The army could have entered the terrorists’ last stronghold of Rafah on the Gaza-Egypt border some two months earlier than it did in May, due to global pressure led by Washington over concern for the need to evacuate over a million Gazan civilians who had fled to the town from the battle sites.

As Israeli forces gradually moved in to Rafah, they facilitated the demanded evacuation in less than two weeks.

Fox News contributor Guy Benson derided the president’s remark by pointing to Biden’s own, electoral considerations.

“Biden has been incoherently pressuring Israel not to finish the job for months & ‘there is every reason for people’ to draw the conclusion that it’s been for Biden’s own political self-preservation. How soon will Biden demand Israel not defend itself against the attacks in the north?” he wrote on X.

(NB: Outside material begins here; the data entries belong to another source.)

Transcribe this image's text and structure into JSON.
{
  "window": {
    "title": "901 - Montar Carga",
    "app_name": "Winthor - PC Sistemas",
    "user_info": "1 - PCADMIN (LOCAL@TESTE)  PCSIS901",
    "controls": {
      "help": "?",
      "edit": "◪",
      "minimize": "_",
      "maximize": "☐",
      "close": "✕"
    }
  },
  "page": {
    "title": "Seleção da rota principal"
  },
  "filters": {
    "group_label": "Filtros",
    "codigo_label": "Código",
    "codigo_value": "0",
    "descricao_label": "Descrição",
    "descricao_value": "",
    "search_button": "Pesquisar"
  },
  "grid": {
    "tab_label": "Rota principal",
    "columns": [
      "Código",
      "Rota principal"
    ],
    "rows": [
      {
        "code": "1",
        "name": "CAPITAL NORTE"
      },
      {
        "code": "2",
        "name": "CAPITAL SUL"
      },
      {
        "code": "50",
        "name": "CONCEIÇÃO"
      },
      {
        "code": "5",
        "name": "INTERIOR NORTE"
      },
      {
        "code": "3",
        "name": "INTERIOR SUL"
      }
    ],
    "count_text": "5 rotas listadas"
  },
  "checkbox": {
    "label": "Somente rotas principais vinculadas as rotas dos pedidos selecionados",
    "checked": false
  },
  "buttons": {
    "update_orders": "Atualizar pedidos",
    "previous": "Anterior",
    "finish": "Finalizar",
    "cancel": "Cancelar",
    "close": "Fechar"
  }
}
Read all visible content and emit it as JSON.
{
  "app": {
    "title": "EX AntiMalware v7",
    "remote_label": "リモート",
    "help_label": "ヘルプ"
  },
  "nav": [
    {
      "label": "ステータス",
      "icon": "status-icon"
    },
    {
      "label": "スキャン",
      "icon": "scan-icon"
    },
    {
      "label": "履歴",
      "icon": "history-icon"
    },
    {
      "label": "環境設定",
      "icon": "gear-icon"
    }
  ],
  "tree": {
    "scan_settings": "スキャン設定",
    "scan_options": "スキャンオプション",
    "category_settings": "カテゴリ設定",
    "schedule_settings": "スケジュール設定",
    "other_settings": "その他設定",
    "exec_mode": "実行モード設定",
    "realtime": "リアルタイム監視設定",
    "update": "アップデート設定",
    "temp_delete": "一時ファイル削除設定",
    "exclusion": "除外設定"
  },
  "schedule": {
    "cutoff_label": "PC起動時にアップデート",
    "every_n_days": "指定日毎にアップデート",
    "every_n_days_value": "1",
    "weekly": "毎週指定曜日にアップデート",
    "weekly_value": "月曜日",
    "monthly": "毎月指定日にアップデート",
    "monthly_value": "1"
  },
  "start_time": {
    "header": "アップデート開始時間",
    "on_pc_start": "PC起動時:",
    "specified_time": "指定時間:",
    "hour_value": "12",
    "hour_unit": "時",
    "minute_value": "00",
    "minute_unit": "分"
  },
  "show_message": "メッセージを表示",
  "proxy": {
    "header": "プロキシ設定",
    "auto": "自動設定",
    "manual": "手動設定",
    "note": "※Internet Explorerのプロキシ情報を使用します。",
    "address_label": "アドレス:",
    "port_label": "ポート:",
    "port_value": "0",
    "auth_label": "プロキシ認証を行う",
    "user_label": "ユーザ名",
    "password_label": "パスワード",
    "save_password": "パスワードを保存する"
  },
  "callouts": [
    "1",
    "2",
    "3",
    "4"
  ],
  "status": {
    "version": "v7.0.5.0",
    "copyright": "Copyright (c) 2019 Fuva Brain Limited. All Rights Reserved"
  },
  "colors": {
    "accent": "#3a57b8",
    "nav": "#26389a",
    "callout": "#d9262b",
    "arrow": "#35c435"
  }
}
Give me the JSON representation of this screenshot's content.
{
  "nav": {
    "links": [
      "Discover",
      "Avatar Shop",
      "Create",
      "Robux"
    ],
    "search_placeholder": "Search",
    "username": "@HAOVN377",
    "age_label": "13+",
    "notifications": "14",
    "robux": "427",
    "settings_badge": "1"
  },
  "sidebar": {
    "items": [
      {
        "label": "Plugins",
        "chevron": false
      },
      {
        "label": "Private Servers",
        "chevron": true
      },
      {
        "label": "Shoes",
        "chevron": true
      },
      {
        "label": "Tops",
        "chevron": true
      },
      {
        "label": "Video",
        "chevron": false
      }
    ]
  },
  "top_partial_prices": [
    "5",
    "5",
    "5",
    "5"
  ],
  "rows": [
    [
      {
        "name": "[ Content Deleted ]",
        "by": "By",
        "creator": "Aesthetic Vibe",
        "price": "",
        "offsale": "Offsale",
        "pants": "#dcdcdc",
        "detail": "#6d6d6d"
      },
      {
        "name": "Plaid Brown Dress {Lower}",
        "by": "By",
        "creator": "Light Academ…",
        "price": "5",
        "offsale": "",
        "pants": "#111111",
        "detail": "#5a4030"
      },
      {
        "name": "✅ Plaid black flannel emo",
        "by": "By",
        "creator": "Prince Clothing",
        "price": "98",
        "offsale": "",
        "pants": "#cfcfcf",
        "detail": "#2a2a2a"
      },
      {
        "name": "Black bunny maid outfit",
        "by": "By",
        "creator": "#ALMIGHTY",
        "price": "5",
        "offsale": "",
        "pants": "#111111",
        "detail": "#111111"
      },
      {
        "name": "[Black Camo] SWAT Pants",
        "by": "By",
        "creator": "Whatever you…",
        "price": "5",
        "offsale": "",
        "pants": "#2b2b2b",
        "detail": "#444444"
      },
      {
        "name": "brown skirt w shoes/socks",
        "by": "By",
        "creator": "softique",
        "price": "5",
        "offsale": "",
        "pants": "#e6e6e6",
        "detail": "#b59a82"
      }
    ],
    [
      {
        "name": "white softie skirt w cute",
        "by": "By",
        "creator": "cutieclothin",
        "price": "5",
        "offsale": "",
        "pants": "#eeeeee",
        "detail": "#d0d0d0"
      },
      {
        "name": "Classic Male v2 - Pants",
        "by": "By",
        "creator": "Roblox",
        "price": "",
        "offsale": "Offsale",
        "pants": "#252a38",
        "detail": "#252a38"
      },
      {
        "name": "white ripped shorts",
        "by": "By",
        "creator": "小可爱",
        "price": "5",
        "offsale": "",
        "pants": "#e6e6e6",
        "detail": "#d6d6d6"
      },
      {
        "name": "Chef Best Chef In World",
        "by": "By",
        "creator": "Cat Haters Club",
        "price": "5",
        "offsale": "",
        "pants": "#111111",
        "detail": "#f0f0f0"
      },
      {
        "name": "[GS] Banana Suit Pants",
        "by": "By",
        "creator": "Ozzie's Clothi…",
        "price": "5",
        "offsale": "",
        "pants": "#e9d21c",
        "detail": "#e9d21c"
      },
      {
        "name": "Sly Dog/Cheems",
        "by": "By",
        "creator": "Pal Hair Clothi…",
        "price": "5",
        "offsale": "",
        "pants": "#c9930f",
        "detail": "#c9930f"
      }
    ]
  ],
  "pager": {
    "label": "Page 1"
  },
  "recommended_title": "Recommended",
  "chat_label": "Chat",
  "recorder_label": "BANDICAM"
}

Hezbollah, Iran’s largest terror proxy, has been firing rockets and UAVs on Israel since the war began, in support of Hamas. The IDF has responded with pinpoint airstrikes on the terrorist group’s sites in Lebanon.

The government has not followed through on threats to go all out against Hezbollah even though tens of thousands of border residents have been sitting in hotels for months due to the aerial peril, trapped in a situation they say is untenable.

Jerusalem also criticized Biden’s words.

When asked for Israel’s take on the president’s comment, government spokesman David Mencer said it was “outside the diplomatic norms of every right-thinking country” to talk that way about a country’s prime minister.

In the evening, Biden appeared to walk back the incendiary statement.

When a reporter asked during a press briefing whether Netanyahu was “playing politics with the war”, he answered, “I don’t think so. He’s trying to work out a serious problem he has.” He then walked away from the podium, taking no further questions.

Biden had the interview several days before announcing the newest Israeli ceasefire-for-hostages proposal, which he backed wholeheartedly, praising the “very generous” terms the Netanyahu government was offering to Hamas.